Hibata.Id — Tani Merdeka Indonesia (TMI) Kabupaten Pohuwato bersiap mengukuhkan kepengurusan. Pelantikan dijadwalkan berlangsung pada 20 Agustus 2026 dengan konsep berbeda: digelar di ruang terbuka dan mengambil lokasi di kawasan persawahan.
Persiapan pelantikan dimatangkan melalui rapat perdana yang digelar di Warkop Oma Kafe, Marisa, Rabu malam, 12 Agustus 2026. Rapat tersebut membahas berbagai kebutuhan untuk memastikan agenda pelantikan berjalan sesuai rencana.
Pelantikan dijadwalkan dihadiri langsung Ketua Umum Tani Merdeka Indonesia, Don Muzakir.
Rapat persiapan dipimpin Ketua TMI Kabupaten Pohuwato, Abdul Hamid Sukoli. Ia mengatakan kesiapan teknis pelantikan menjadi salah satu agenda utama yang dibahas dalam pertemuan tersebut.
Namun, bagi TMI Pohuwato, pelantikan bukan sekadar agenda organisasi. Setelah kepengurusan terbentuk, mereka ingin menjadikan TMI sebagai wadah advokasi bagi petani yang menghadapi berbagai persoalan di lapangan.
Abdul Hamid mengatakan TMI akan berupaya membuka jejaring yang lebih luas untuk memperjuangkan kepentingan petani. Salah satu langkah awalnya adalah menyerap langsung persoalan yang dihadapi petani, terutama di wilayah Buntulia dan Duhiadaa.
“Fokusnya adalah advokasi aspirasi petani. Kita menyambut para petani di Pohuwato dan membuka jejaring. Kita ingin mengetahui secara langsung, apa masalah petani, apa yang mereka hadapi,” ujarnya.

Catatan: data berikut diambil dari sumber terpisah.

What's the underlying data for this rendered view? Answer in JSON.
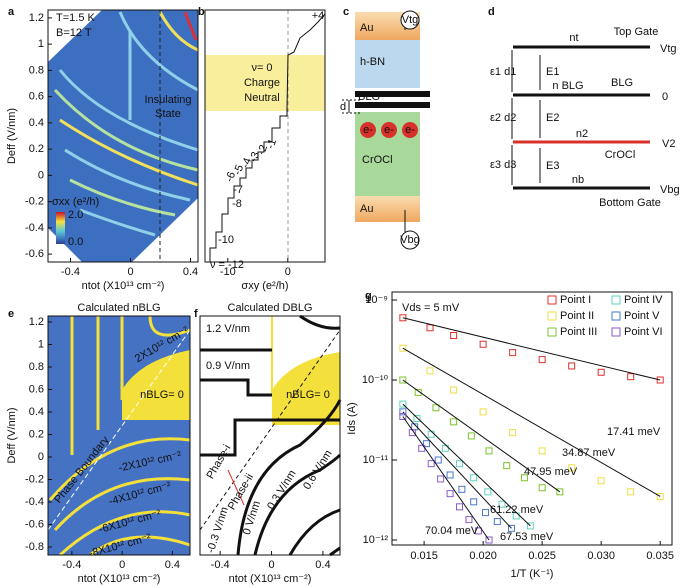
{
  "panel_labels": [
    "a",
    "b",
    "c",
    "d",
    "e",
    "f",
    "g"
  ],
  "panels": {
    "a": {
      "xlabel": "ntot (X10¹³ cm⁻²)",
      "ylabel": "Deff (V/nm)",
      "xlim": [
        -0.55,
        0.45
      ],
      "ylim": [
        -0.66,
        1.26
      ],
      "xticks": [
        -0.4,
        0,
        0.4
      ],
      "yticks": [
        -0.6,
        -0.4,
        -0.2,
        0,
        0.2,
        0.4,
        0.6,
        0.8,
        1,
        1.2
      ],
      "annotations": [
        "T=1.5 K",
        "B=12 T",
        "Insulating",
        "State"
      ],
      "colorbar": {
        "title": "σxx (e²/h)",
        "ticks": [
          "2.0",
          "0.0"
        ]
      }
    },
    "b": {
      "xlabel": "σxy (e²/h)",
      "xlim": [
        -13.8,
        6.2
      ],
      "xticks": [
        -10,
        0
      ],
      "annotations": [
        "ν= 0",
        "Charge",
        "Neutral",
        "+4",
        "-1",
        "-2",
        "-3",
        "-4",
        "-5",
        "-6",
        "-7",
        "-8",
        "-10",
        "ν = -12"
      ]
    },
    "c": {
      "annotations": [
        "Au",
        "h-BN",
        "BLG",
        "d",
        "e-",
        "e-",
        "e-",
        "CrOCl",
        "Au",
        "Vtg",
        "Vbg"
      ]
    },
    "d": {
      "annotations": [
        "Top Gate",
        "nt",
        "Vtg",
        "ε1 d1",
        "E1",
        "n BLG",
        "BLG",
        "0",
        "ε2 d2",
        "E2",
        "n2",
        "V2",
        "CrOCl",
        "ε3 d3",
        "E3",
        "nb",
        "Vbg",
        "Bottom Gate"
      ]
    },
    "e": {
      "title": "Calculated nBLG",
      "xlabel": "ntot (X10¹³ cm⁻²)",
      "ylabel": "Deff (V/nm)",
      "xlim": [
        -0.59,
        0.54
      ],
      "ylim": [
        -0.871,
        1.253
      ],
      "xticks": [
        -0.4,
        0,
        0.4
      ],
      "yticks": [
        -0.8,
        -0.6,
        -0.4,
        -0.2,
        0,
        0.2,
        0.4,
        0.6,
        0.8,
        1,
        1.2
      ],
      "annotations": [
        "2X10¹² cm⁻²",
        "nBLG= 0",
        "-2X10¹² cm⁻²",
        "-4X10¹² cm⁻²",
        "-6X10¹² cm⁻²",
        "-8X10¹² cm⁻²",
        "Phase Boundary"
      ]
    },
    "f": {
      "title": "Calculated DBLG",
      "xlabel": "ntot (X10¹³ cm⁻²)",
      "xlim": [
        -0.557,
        0.533
      ],
      "ylim": [
        -0.871,
        1.253
      ],
      "xticks": [
        -0.4,
        0,
        0.4
      ],
      "annotations": [
        "1.2 V/nm",
        "0.9 V/nm",
        "nBLG= 0",
        "0.6 V/nm",
        "0.3 V/nm",
        "0 V/nm",
        "-0.3 V/nm",
        "Phase-i",
        "Phase-ii"
      ]
    }
  },
  "chart_data": {
    "type": "scatter",
    "annotation": "Vds = 5 mV",
    "xlabel": "1/T (K⁻¹)",
    "ylabel": "Ids (A)",
    "log_y": true,
    "legend": "upper right",
    "xlim": [
      0.01228,
      0.036
    ],
    "ylim": [
      8.66e-13,
      1.26e-09
    ],
    "xticks": [
      {
        "value": 0.015,
        "label": "0.015"
      },
      {
        "value": 0.02,
        "label": "0.020"
      },
      {
        "value": 0.025,
        "label": "0.025"
      },
      {
        "value": 0.03,
        "label": "0.030"
      },
      {
        "value": 0.035,
        "label": "0.035"
      }
    ],
    "yticks": [
      {
        "value": 1e-12,
        "label": "10⁻¹²"
      },
      {
        "value": 1e-11,
        "label": "10⁻¹¹"
      },
      {
        "value": 1e-10,
        "label": "10⁻¹⁰"
      },
      {
        "value": 1e-09,
        "label": "10⁻⁹"
      }
    ],
    "series": [
      {
        "name": "Point I",
        "color": "#e0302a",
        "fit_label": "17.41 meV",
        "x": [
          0.0132,
          0.0155,
          0.0175,
          0.02,
          0.0225,
          0.025,
          0.0275,
          0.03,
          0.0325,
          0.035
        ],
        "values": [
          6e-10,
          4.5e-10,
          3.6e-10,
          2.8e-10,
          2.2e-10,
          1.8e-10,
          1.5e-10,
          1.25e-10,
          1.1e-10,
          1e-10
        ]
      },
      {
        "name": "Point II",
        "color": "#eede45",
        "fit_label": "34.87 meV",
        "x": [
          0.0132,
          0.0155,
          0.0175,
          0.02,
          0.0225,
          0.025,
          0.0275,
          0.03,
          0.0325,
          0.035
        ],
        "values": [
          2.5e-10,
          1.3e-10,
          7.5e-11,
          4e-11,
          2.2e-11,
          1.3e-11,
          8e-12,
          5.5e-12,
          4e-12,
          3.5e-12
        ]
      },
      {
        "name": "Point III",
        "color": "#7cc42c",
        "fit_label": "47.95 meV",
        "x": [
          0.0132,
          0.0145,
          0.016,
          0.0175,
          0.019,
          0.0205,
          0.022,
          0.0235,
          0.025,
          0.0265
        ],
        "values": [
          1e-10,
          7e-11,
          4.5e-11,
          3e-11,
          2e-11,
          1.3e-11,
          8.5e-12,
          6e-12,
          4.5e-12,
          4e-12
        ]
      },
      {
        "name": "Point IV",
        "color": "#5fd3c0",
        "fit_label": "61.22 meV",
        "x": [
          0.0132,
          0.0144,
          0.0156,
          0.0168,
          0.018,
          0.0192,
          0.0204,
          0.0216,
          0.0228,
          0.024
        ],
        "values": [
          5e-11,
          3.3e-11,
          2.1e-11,
          1.4e-11,
          9e-12,
          6e-12,
          4e-12,
          2.8e-12,
          2e-12,
          1.5e-12
        ]
      },
      {
        "name": "Point V",
        "color": "#4a78c8",
        "fit_label": "67.53 meV",
        "x": [
          0.0132,
          0.0142,
          0.0152,
          0.0162,
          0.0172,
          0.0182,
          0.0192,
          0.0202,
          0.0212,
          0.0224
        ],
        "values": [
          4e-11,
          2.6e-11,
          1.6e-11,
          1e-11,
          6.5e-12,
          4.3e-12,
          3e-12,
          2.2e-12,
          1.7e-12,
          1.4e-12
        ]
      },
      {
        "name": "Point VI",
        "color": "#8a5ac8",
        "fit_label": "70.04 meV",
        "x": [
          0.0132,
          0.014,
          0.0148,
          0.0156,
          0.0164,
          0.0172,
          0.018,
          0.0188,
          0.0196,
          0.0205
        ],
        "values": [
          3.5e-11,
          2.2e-11,
          1.4e-11,
          9e-12,
          5.8e-12,
          3.8e-12,
          2.6e-12,
          1.8e-12,
          1.3e-12,
          1e-12
        ]
      }
    ]
  }
}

Menurut Abdul Hamid, persoalan pertanian semakin kompleks dan tidak dapat diselesaikan secara sendiri-sendiri. Dibutuhkan kekuatan bersama serta jejaring yang mampu mendorong persoalan petani agar mendapat perhatian dan solusi.
“Masalah pertanian sudah melampaui ambang batas. Dalam menyelesaikan masalah ini tentu membutuhkan daya,” katanya.
TMI Pohuwato berharap keberadaan organisasi tersebut dapat menjadi ruang bagi petani untuk menyampaikan aspirasi sekaligus memperkuat posisi mereka dalam mencari solusi atas berbagai persoalan pertanian di daerah.
Dengan pelantikan yang direncanakan berlangsung di kawasan persawahan, TMI Pohuwato ingin menegaskan bahwa agenda organisasi mereka berangkat dari persoalan yang dihadapi petani secara langsung di lapangan.